The Beijing Games turned 30 on Thursday, and it wasn’t lost to Finns that it could be the third and last for Osawa, who has been captaining Japan since 2013.

“I’m really honored to get to know her,” said Finnish captain Jenny Hirokoski. “She is a really good teammate and she is a good person. She is proud that she has led Team Japan here.”

Japan finished in 6th place for the third time in four Olympic appearances, and Finland played against the United States in the semi-finals on Monday.

There are many rivals in hockey between countries, such as Canada and the United States, Finland and Russians or Swedes. In sports where women have limited play, bonds are formed between players.

Apart from the Swedish League, Russia has a Women’s League and North America has a Premier Hockey Federation. It is mainly made up of North Americans, but is trying to attract more international players.

The pandemic has also disrupted the schedule, limiting the number of times competitors can meet in the last few years.

“I think it’s one of the most beautiful parts of the sport.

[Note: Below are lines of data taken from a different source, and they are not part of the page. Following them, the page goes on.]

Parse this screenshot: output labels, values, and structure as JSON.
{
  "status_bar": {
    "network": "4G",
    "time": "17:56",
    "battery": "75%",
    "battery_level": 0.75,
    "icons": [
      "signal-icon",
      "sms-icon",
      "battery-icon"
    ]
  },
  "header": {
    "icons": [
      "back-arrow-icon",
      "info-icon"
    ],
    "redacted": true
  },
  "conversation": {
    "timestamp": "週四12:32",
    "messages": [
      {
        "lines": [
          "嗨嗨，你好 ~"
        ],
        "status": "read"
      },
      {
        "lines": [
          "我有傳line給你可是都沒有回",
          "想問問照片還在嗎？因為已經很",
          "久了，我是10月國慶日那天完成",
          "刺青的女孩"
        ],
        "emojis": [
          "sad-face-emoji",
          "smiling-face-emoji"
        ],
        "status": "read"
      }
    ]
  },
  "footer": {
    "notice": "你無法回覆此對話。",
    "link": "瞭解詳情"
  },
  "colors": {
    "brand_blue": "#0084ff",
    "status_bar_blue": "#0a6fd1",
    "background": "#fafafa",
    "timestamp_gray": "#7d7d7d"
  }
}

It’s the bond you build not only with your teammates, but with your opponents over the years,” said Carbinen.

“She is probably the most humble player I have ever played, always working hard and respecting people very much,” she added. “I really respect her as a person.”

Her eyes were still noticeably red with tears, and Osawa spent a long stretch to interview the media after the match.

“They say you should be proud of it and you need to be proud of the team,” Osawa said in English about what the Finns told her. “I’m happy, but I really wanted to win. I want to play more games.”

Then she turned to team officials for translation when asked how meaningful it was to be comforted by her opponent.

“I am very happy and proud of them,” Osawa said through an interpreter. “I hope they win the next match.”